良源(912~985) 第18世天台座主 元三大師

 近江の人。南都の学匠を論破し(応和の宗論)、名声が響き渡った。多くの門下があり、源信・覚運などの偉才を輩出した。学問を奨励し、荒廃した比叡山を復興・拡充したので、叡山中興の祖と仰がれる。
 角大師・豆大師として庶民に広く信仰される。おみくじの元祖でもある。

恵心僧都

源信(942~1017) 日本浄土教の祖

 大和の人。良源に師事し、学才の誉れ高かったが、母の教誡によって栄名を忌み、横川の恵心院に住んで浄業を修し、『往生要集』を著わして日本の浄土教の基礎を築いた。仏像・仏画の制作が多数にのぼる。浄土系各宗から特に尊祟されている。

空也上人

(903~972) 空也念仏の祖

 京都の人。
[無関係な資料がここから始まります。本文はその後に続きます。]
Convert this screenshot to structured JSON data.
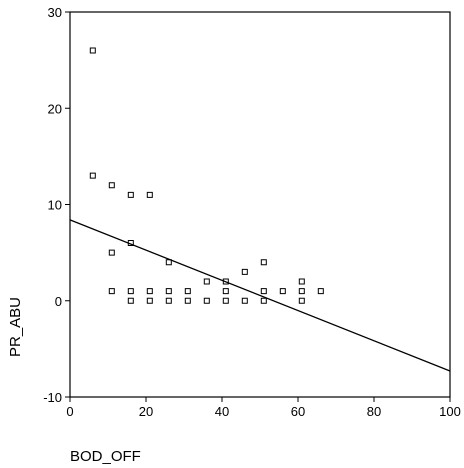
{
  "chart_data": {
    "type": "scatter",
    "title": "",
    "xlabel": "BOD_OFF",
    "ylabel": "PR_ABU",
    "xlim": [
      0,
      100
    ],
    "ylim": [
      -10,
      30
    ],
    "xticks": [
      0,
      20,
      40,
      60,
      80,
      100
    ],
    "yticks": [
      -10,
      0,
      10,
      20,
      30
    ],
    "grid": false,
    "legend": "none",
    "marker": "open-square",
    "points": [
      [
        6,
        26
      ],
      [
        6,
        13
      ],
      [
        11,
        12
      ],
      [
        16,
        11
      ],
      [
        21,
        11
      ],
      [
        11,
        5
      ],
      [
        16,
        6
      ],
      [
        26,
        4
      ],
      [
        11,
        1
      ],
      [
        16,
        1
      ],
      [
        21,
        1
      ],
      [
        26,
        1
      ],
      [
        31,
        1
      ],
      [
        36,
        2
      ],
      [
        41,
        2
      ],
      [
        41,
        1
      ],
      [
        46,
        3
      ],
      [
        51,
        4
      ],
      [
        51,
        1
      ],
      [
        56,
        1
      ],
      [
        61,
        2
      ],
      [
        61,
        1
      ],
      [
        66,
        1
      ],
      [
        16,
        0
      ],
      [
        21,
        0
      ],
      [
        26,
        0
      ],
      [
        31,
        0
      ],
      [
        36,
        0
      ],
      [
        41,
        0
      ],
      [
        46,
        0
      ],
      [
        51,
        0
      ],
      [
        61,
        0
      ]
    ],
    "fit_line": {
      "x": [
        0,
        100
      ],
      "y": [
        8.4,
        -7.3
      ]
    }
  }
}
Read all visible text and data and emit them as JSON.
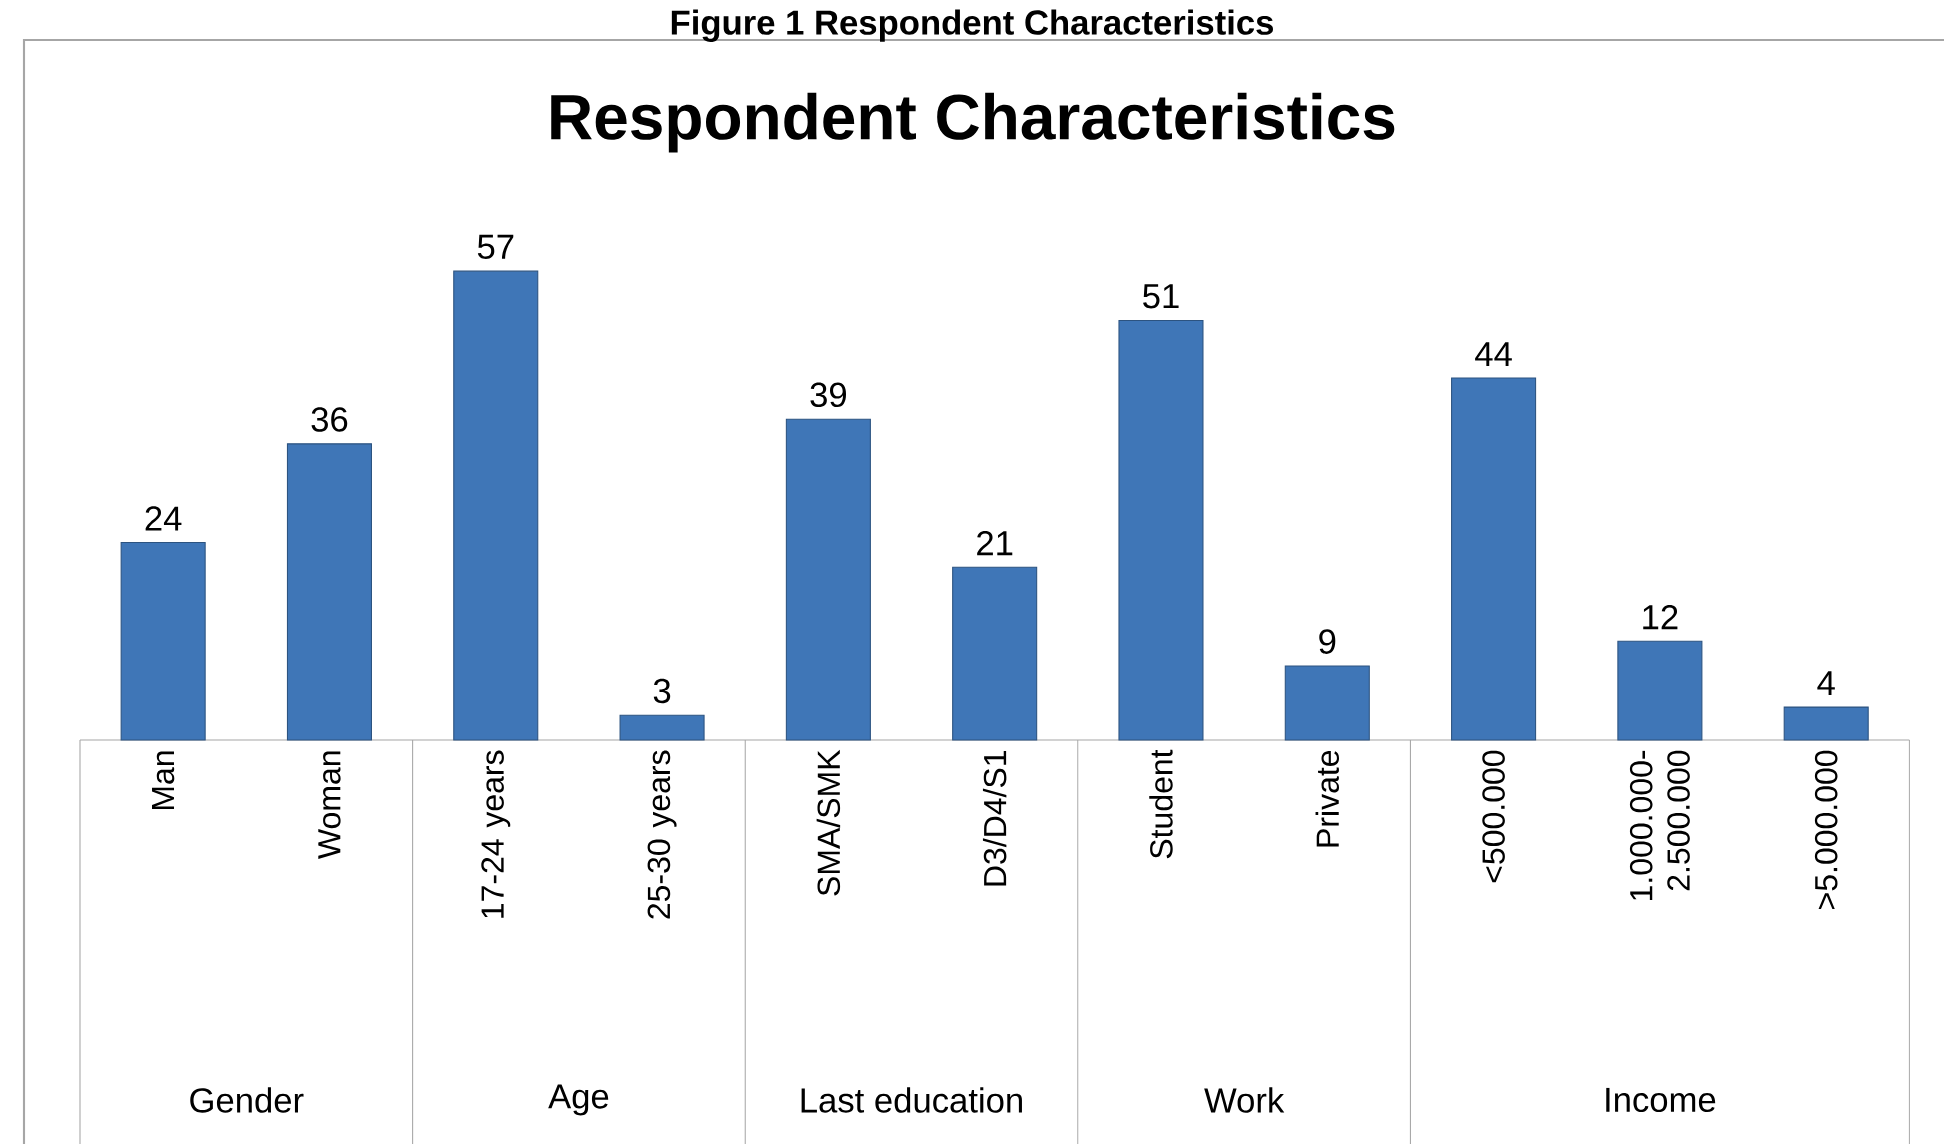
{
  "chart_data": {
    "type": "bar",
    "title": "Respondent Characteristics",
    "categories": [
      "Man",
      "Woman",
      "17-24 years",
      "25-30 years",
      "SMA/SMK",
      "D3/D4/S1",
      "Student",
      "Private",
      "<500.000",
      "1.000.000-2.500.000",
      ">5.000.000"
    ],
    "values": [
      24,
      36,
      57,
      3,
      39,
      21,
      51,
      9,
      44,
      12,
      4
    ],
    "color": "#3f76b7",
    "data_labels": true,
    "annotations": [
      "Figure 1 Respondent Characteristics",
      "Gender",
      "Age",
      "Last education",
      "Work",
      "Income"
    ]
  }
}
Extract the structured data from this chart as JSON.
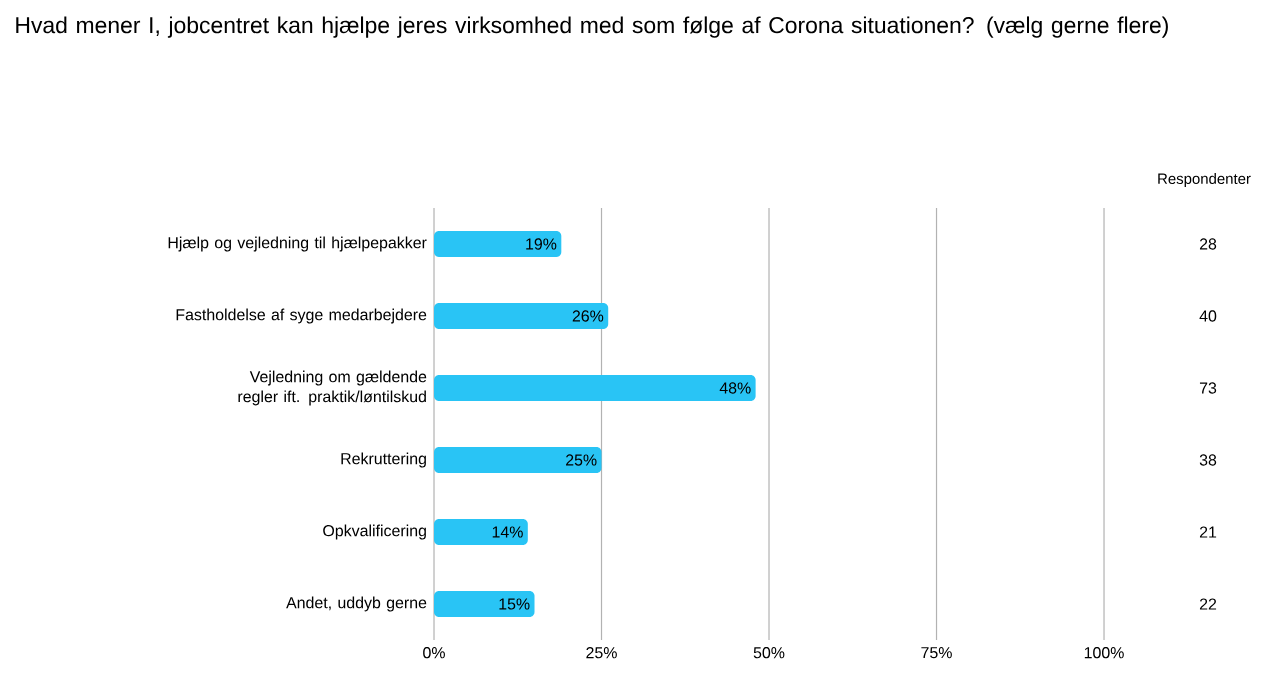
{
  "chart_data": {
    "type": "bar",
    "orientation": "horizontal",
    "title": "Hvad mener I, jobcentret kan hjælpe jeres virksomhed med som følge af Corona situationen? (vælg gerne flere)",
    "categories": [
      "Hjælp og vejledning til hjælpepakker",
      "Fastholdelse af syge medarbejdere",
      "Vejledning om gældende regler ift. praktik/løntilskud",
      "Rekruttering",
      "Opkvalificering",
      "Andet, uddyb gerne"
    ],
    "values": [
      19,
      26,
      48,
      25,
      14,
      15
    ],
    "value_labels": [
      "19%",
      "26%",
      "48%",
      "25%",
      "14%",
      "15%"
    ],
    "color": "#29c4f5",
    "xlim": [
      0,
      100
    ],
    "xticks": [
      {
        "value": 0,
        "label": "0%"
      },
      {
        "value": 25,
        "label": "25%"
      },
      {
        "value": 50,
        "label": "50%"
      },
      {
        "value": 75,
        "label": "75%"
      },
      {
        "value": 100,
        "label": "100%"
      }
    ],
    "grid": "x",
    "annotations": [
      "Respondenter",
      "28",
      "40",
      "73",
      "38",
      "21",
      "22"
    ]
  }
}
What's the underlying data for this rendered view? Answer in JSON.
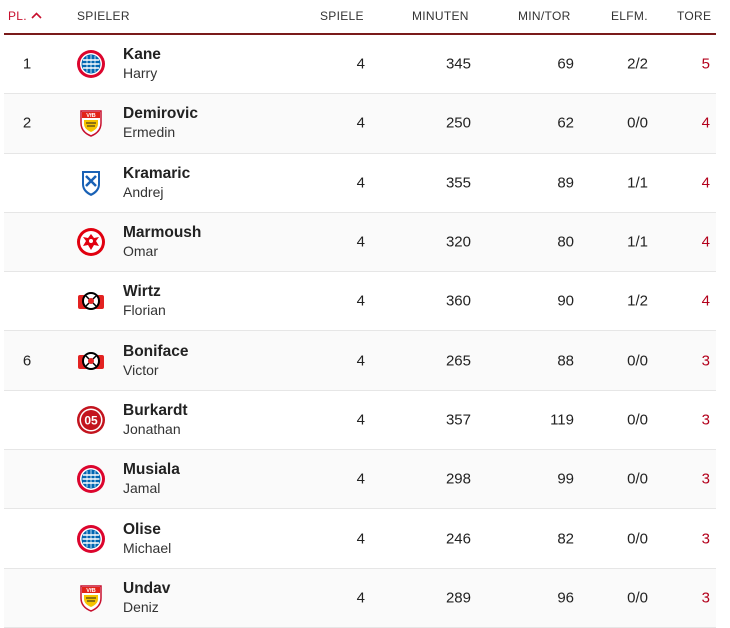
{
  "header": {
    "rank": "Pl.",
    "player": "Spieler",
    "games": "Spiele",
    "minutes": "Minuten",
    "min_per_goal": "Min/Tor",
    "penalties": "Elfm.",
    "goals": "Tore"
  },
  "rows": [
    {
      "rank": "1",
      "last": "Kane",
      "first": "Harry",
      "club": "fc-bayern",
      "games": "4",
      "minutes": "345",
      "mpg": "69",
      "pen": "2/2",
      "goals": "5"
    },
    {
      "rank": "2",
      "last": "Demirovic",
      "first": "Ermedin",
      "club": "vfb-stuttgart",
      "games": "4",
      "minutes": "250",
      "mpg": "62",
      "pen": "0/0",
      "goals": "4"
    },
    {
      "rank": "",
      "last": "Kramaric",
      "first": "Andrej",
      "club": "tsg-hoffenheim",
      "games": "4",
      "minutes": "355",
      "mpg": "89",
      "pen": "1/1",
      "goals": "4"
    },
    {
      "rank": "",
      "last": "Marmoush",
      "first": "Omar",
      "club": "eintracht-frankfurt",
      "games": "4",
      "minutes": "320",
      "mpg": "80",
      "pen": "1/1",
      "goals": "4"
    },
    {
      "rank": "",
      "last": "Wirtz",
      "first": "Florian",
      "club": "bayer-leverkusen",
      "games": "4",
      "minutes": "360",
      "mpg": "90",
      "pen": "1/2",
      "goals": "4"
    },
    {
      "rank": "6",
      "last": "Boniface",
      "first": "Victor",
      "club": "bayer-leverkusen",
      "games": "4",
      "minutes": "265",
      "mpg": "88",
      "pen": "0/0",
      "goals": "3"
    },
    {
      "rank": "",
      "last": "Burkardt",
      "first": "Jonathan",
      "club": "mainz-05",
      "games": "4",
      "minutes": "357",
      "mpg": "119",
      "pen": "0/0",
      "goals": "3"
    },
    {
      "rank": "",
      "last": "Musiala",
      "first": "Jamal",
      "club": "fc-bayern",
      "games": "4",
      "minutes": "298",
      "mpg": "99",
      "pen": "0/0",
      "goals": "3"
    },
    {
      "rank": "",
      "last": "Olise",
      "first": "Michael",
      "club": "fc-bayern",
      "games": "4",
      "minutes": "246",
      "mpg": "82",
      "pen": "0/0",
      "goals": "3"
    },
    {
      "rank": "",
      "last": "Undav",
      "first": "Deniz",
      "club": "vfb-stuttgart",
      "games": "4",
      "minutes": "289",
      "mpg": "96",
      "pen": "0/0",
      "goals": "3"
    }
  ],
  "colors": {
    "accent": "#c8102e",
    "goals": "#b3001b",
    "header_rule": "#7a1a1a"
  }
}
醍醐天皇の第5皇子とも伝えられる。在俗の修行者として遊行し、天歴2年(948)延暦寺の延昌に戒を受けた。応和3年(963)京都に西光寺(後の六波羅蜜寺)を建てた。常に市井に立って南無阿弥陀仏を称え、庶民に念仏を広めて市聖(いちのひじり)と呼ばれた。その念仏を空也念仏とも称し、踊り念仏の祖とされる。

慈眼大師

天海(1536~1643) 上野寛永寺と創建

 14歳で宇都宮粉河寺(こかわでら)の皇瞬僧正に学ぶ。後に比叡山で天台三大部を学び、園城寺でも就学、興福寺で法相・三論等を研究。徳川家康に謁見してより、次第にその信任を得る。のち秀忠・家光にも信頼が厚かった。
 元和2年(1616)家康が亡くなると、その亡骸を久能山より日光山に移し、奥院廟塔(後の東照宮)を造営する。そして家康に東照大権現の諡号を贈る勅許を得た。
 また、秀忠に助言し、上野の東叡山寛永寺を創建し、その第1世となった。